Luz Jahnen, un des promoteurs de l’initiative, nous invite à adhérer à un projet qu’il considère urgent : affronter l’industrie de l’armement… avec la poésie.

Vous avez signé cette campagne en tant que « Comité de défense du système nerveux fragilisé ». Quel est ce comité et d’où vous est venue l’idée de la campagne ?

Eh bien, nous sommes un petit groupe d’amis vivant dans trois pays différents et, depuis des années, nous sommes membres du Mouvement humaniste fondé par Silo, un grand penseur et écrivain latino-américain qui a été notre source d’inspiration. Dans l’un de ses récits fictifs – « Le jour du lion ailé » –, il y a un « Comité de défense du système nerveux fragilisé ». C’est de là que nous avons tiré le nom, en guise d’hommage et de reconnaissance. Silo a préconisé avec conviction la lutte contre toutes les formes de violence, mais il est évident qu’il reste encore beaucoup à faire à cet égard; alors nous pourrions dire que la campagne est née d’un besoin.

Plus précisément, l’année dernière je suis allée à un camp d’été après avoir pris part à des études et des activités sur la violence et la vengeance pendant des mois. J’ai cru comprendre comment ces deux attitudes font partie intégrante de notre culture et s’expriment personnellement et socialement. Il est évident que la violence revêt plusieurs formes, mais la violence armée en particulier m’est apparue de façon plus nette encore. Nul besoin de donner des exemples, n’est-ce pas ? Tous les jours les nouvelles nous rapportent des guerres, des attentats, des agressions et des cas de personnes tuées par d’autres, et cela semble « normal » ! Nous avons fini par accepter que ces situations sont naturelles et inévitables ! Mais je suis convaincue que le phénomène inverse est également vrai, que l’avenir de l’humanité ne sera possible que si nous mettons fin à la violence. Je me suis donc creusé la tête pour essayer de trouver un moyen de freiner le commerce des armes qui nous affecte tous.
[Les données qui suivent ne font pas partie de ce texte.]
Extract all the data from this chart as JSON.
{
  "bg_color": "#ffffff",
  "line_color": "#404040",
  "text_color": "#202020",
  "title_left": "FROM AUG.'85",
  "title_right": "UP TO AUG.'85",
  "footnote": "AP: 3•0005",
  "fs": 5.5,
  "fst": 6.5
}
Et c’est alors qu’a surgi l’idée de recourir à la poésie…

Oui, parce qu’il est impensable de recourir aux fabricants d’armes ou aux gouvernements. Les armes sont une activité commerciale qui, non seulement génère beaucoup d’argent, mais représente également l’aspect économique du pouvoir, qui implique les pays les plus riches et leurs services secrets… Que peut-on opposer aux détenteurs du pouvoir, aux économistes sans scrupules, aux hommes d’affaires dénués de sentiments et de compassion ? Et j’ai pensé qu’il fallait les affronter avec l’attitude inverse, en faisant appel à quelque chose de sensible, quelque chose qui ne cherche pas une rétribution, quelque chose de délicat, quelque chose qui exprime ce qu’il y a de meilleur chez les gens, leur côté le plus humain : la poésie. Une fois que j’ai eu cette idée, d’autres images ont commencé à surgir. J’ai donc appelé deux amis qui se sont joints avec enthousiasme au projet : Tom, de la Suisse, a créé le site Web, et Bruno, de Buenos Aires, a créé, avec l’aide d’une petite équipe de production, cette très belle vidéo promotionnelle qui a déjà été traduite en plusieurs langues.

Luz Jahnen. Crédit photo : Pressenza

Étaient-ils d’accord avec votre analyse et voyaient-ils également l’urgence de la situation ?

Bien sûr ! Parce que le commerce des armes ne cesse de croître, qu’il est de plus en plus sophistiqué et que bien plus de personnes y prennent part. Il ne se limite plus aux États, au contraire. De nombreux groupes paragouvernementaux s’y adonnent, estimant également qu’ils ont quelque chose à défendre. D’une façon ou d’une autre, nous y sommes de plus en plus exposés ! Les armes nucléaires, par exemple, sont déjà fabriquées en petits formats, faciles à déplacer. Il n’est plus question de savoir qui va les utiliser, mais plutôt quand elles seront utilisées, dans quelles conditions elles le seront et qui d’entre nous seront les victimes.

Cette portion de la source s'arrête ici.